“Kita sedang kerja sama dengan BPKP, Danantara bank sendiri dan tim dari sini untuk pastikan itu bisa berjalan termasuk mengatasi kekurangan-kekurangan yang ada,” kata dia.
Kerangka pembiayaan program ini telah diatur melalui Peraturan Menteri Keuangan (PMK) Nomor 15 Tahun 2026 tentang Tata Cara Penyaluran Dana Alokasi Umum/Dana Bagi Hasil Atau Dana Desa Dalam Rangka Percepatan Pembangunan Fisik Gerai, Pergudangan dan Kelengkapan Kopdes/Kel Merah Putih.
Dalam pasal 2 ayat (2) aturan tersebut, setiap unit KDMP berhak mengakses fasilitas kredit bank berplafon maksimal Rp3 miliar, dengan suku bunga tetap 6 persen per tahun dan jangka waktu pengembalian hingga 72 bulan (6 tahun).
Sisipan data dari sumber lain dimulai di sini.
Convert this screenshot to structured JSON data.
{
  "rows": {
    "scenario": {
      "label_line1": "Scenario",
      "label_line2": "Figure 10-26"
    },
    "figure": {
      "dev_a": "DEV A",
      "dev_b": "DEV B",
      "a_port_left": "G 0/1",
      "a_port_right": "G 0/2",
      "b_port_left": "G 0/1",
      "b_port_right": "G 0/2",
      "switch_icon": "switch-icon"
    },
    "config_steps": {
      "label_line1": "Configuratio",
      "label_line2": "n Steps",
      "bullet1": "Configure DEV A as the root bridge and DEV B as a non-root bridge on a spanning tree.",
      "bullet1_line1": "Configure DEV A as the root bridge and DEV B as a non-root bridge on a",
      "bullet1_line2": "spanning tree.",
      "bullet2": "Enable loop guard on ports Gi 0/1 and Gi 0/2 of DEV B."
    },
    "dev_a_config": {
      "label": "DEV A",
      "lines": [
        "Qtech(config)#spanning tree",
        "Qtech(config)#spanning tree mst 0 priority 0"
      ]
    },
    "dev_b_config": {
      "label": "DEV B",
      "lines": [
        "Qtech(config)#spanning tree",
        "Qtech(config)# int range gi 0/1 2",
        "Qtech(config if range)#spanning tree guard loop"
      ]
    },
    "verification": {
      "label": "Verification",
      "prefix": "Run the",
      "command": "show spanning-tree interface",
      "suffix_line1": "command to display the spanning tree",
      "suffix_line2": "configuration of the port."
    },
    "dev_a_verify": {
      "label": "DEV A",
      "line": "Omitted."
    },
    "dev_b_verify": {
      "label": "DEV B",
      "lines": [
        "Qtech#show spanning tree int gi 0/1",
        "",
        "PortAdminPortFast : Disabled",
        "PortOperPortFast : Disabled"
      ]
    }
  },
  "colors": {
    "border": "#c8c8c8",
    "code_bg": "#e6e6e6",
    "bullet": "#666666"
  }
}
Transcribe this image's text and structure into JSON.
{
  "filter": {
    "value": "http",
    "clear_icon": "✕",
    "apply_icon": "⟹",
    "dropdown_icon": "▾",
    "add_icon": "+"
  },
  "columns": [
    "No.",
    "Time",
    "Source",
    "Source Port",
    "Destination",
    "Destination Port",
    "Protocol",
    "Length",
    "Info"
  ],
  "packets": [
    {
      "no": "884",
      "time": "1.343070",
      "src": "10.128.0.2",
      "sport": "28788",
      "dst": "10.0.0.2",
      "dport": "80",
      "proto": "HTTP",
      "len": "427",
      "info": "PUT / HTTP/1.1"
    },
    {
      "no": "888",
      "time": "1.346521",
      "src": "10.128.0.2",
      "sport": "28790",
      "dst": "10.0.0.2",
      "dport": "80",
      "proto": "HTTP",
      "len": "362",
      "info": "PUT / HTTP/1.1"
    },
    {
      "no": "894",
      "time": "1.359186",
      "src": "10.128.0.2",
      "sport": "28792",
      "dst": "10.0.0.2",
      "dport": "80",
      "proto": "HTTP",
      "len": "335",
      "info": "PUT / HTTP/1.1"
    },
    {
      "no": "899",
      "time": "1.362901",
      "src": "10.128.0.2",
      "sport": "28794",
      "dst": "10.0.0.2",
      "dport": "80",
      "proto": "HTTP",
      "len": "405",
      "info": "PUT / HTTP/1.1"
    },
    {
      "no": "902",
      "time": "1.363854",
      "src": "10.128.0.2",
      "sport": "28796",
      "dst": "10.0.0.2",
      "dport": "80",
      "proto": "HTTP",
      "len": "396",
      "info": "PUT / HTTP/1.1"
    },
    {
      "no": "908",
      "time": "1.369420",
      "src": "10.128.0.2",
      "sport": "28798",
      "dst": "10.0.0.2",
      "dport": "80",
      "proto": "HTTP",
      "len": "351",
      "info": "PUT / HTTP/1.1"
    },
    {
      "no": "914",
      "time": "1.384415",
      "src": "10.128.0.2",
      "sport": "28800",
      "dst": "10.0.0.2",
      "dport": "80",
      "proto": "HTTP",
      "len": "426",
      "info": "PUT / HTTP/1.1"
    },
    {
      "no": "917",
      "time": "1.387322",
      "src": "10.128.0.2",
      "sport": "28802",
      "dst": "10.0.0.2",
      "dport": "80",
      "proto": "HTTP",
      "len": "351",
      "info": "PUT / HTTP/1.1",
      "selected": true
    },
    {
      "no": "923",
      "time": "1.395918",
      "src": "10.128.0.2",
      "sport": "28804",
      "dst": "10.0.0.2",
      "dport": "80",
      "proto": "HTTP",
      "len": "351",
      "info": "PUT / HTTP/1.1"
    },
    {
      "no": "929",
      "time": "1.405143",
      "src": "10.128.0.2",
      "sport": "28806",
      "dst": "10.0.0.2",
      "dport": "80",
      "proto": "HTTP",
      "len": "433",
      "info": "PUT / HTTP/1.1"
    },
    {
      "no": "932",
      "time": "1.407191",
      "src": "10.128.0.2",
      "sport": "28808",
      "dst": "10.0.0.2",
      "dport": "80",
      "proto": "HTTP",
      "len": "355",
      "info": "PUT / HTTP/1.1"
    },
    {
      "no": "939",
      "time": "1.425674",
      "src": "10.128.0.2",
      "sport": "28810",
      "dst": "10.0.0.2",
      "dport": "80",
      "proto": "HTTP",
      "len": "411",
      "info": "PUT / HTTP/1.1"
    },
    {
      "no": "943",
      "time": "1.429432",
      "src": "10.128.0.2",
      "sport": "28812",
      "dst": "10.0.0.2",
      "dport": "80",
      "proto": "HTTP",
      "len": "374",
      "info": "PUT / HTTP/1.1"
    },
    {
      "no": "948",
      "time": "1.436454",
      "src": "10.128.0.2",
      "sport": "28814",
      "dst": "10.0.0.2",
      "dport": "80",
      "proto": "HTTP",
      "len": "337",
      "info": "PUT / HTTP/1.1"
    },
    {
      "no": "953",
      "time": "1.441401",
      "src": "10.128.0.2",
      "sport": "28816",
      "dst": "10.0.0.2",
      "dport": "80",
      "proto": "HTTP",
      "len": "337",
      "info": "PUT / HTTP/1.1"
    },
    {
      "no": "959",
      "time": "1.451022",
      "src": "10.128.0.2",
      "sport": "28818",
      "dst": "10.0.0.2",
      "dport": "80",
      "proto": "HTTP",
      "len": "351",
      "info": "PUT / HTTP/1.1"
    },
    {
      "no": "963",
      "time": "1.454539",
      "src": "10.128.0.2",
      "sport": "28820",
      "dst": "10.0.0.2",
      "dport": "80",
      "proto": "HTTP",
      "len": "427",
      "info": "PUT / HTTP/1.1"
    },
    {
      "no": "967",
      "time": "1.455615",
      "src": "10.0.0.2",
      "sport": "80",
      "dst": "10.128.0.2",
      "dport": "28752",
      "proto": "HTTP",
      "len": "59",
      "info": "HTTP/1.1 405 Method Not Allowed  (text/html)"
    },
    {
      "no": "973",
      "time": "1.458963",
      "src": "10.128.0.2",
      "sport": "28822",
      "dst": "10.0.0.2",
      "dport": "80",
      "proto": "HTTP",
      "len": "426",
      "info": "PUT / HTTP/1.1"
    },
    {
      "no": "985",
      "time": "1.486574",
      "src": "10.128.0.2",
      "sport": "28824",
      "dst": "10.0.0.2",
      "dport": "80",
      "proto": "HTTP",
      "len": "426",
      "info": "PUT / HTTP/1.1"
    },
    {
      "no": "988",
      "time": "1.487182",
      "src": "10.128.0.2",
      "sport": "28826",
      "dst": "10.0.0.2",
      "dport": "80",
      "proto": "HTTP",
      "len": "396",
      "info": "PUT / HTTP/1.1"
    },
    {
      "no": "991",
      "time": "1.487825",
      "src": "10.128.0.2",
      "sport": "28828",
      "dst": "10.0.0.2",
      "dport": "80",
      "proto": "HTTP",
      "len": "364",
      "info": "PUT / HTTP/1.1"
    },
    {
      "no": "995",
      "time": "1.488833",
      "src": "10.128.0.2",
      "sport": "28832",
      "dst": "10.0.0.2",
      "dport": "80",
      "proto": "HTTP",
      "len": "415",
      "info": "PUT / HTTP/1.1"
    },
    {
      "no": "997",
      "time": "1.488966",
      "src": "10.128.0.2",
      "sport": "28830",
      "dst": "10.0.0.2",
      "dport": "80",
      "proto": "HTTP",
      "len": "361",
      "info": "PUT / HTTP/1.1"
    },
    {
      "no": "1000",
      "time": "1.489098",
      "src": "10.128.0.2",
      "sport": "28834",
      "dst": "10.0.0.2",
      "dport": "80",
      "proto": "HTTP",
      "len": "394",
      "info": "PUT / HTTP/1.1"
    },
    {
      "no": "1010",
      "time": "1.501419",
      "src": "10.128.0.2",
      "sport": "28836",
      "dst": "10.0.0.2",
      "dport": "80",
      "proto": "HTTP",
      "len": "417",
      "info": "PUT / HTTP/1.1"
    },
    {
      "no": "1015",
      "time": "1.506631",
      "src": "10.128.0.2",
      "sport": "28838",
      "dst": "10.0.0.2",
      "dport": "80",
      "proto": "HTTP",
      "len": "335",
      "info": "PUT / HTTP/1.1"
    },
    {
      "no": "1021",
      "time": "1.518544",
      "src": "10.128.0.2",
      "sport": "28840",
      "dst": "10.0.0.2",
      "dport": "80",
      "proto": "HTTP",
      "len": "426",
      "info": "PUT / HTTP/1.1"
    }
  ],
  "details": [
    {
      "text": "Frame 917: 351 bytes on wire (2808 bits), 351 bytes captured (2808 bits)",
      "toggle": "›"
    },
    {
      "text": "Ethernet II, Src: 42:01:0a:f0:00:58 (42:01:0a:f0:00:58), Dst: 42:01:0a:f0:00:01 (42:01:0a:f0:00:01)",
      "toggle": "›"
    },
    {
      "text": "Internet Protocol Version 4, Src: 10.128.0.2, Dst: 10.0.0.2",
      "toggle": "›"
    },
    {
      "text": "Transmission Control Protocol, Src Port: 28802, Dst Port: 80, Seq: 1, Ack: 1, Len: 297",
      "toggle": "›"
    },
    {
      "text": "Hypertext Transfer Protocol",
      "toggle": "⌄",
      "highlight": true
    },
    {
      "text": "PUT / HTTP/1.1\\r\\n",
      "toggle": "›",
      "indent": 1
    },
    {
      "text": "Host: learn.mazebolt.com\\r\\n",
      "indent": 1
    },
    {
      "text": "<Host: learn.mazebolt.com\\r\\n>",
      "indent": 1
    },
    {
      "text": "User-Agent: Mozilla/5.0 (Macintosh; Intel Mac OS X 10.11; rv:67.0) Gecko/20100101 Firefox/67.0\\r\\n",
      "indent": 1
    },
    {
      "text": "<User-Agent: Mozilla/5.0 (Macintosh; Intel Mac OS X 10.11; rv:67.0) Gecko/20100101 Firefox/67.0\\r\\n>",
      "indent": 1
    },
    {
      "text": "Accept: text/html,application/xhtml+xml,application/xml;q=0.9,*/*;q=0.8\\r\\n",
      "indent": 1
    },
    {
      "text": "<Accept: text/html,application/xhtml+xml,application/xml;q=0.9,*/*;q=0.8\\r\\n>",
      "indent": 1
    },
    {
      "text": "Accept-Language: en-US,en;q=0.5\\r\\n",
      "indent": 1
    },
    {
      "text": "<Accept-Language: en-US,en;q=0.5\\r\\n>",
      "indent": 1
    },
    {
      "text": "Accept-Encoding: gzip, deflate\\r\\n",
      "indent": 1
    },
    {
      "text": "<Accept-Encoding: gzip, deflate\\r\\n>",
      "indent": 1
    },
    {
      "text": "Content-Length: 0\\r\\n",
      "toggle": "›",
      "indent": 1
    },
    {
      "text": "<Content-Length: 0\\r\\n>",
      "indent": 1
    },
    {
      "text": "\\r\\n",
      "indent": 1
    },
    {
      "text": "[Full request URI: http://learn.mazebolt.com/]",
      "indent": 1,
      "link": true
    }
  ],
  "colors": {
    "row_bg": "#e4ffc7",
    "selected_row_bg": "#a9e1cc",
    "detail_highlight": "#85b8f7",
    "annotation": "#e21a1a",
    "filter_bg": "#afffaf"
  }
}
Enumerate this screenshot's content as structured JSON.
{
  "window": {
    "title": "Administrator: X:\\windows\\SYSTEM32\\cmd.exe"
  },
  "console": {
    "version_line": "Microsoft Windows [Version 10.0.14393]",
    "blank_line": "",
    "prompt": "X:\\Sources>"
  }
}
Regulasi ini menyediakan kelonggaran masa tenggang (grace period) pembayaran angsuran pokok dan bunga selama 6 hingga 12 bulan.
Selanjutnya, Pasal 2 ayat (4) menentukan bahwa pelunasan angsuran dan bunga dapat disalurkan melalui pemotongan Dana Alokasi Umum/Dana Bagi Hasil (DAU/DBH) bulanan atau dibayarkan sekaligus per tahun menggunakan porsi Dana Desa.
Sebelumnya, Kemenkeu juga telah menerbitkan PMK Nomor 7/2026 tentang Pengelolaan Dana Desa TA 2026. Aturan ini mewajibkan pengalokasian sebesar 58,03 persen atau Rp34,57 triliun dari total pagu Dana Desa 2026 yang sebesar Rp60,57 triliun untuk mendukung program KDMP. Dengan alokasi khusus tersebut, sisa anggaran Dana Desa reguler untuk keperluan desa lainnya tercatat sebesar Rp26 triliun.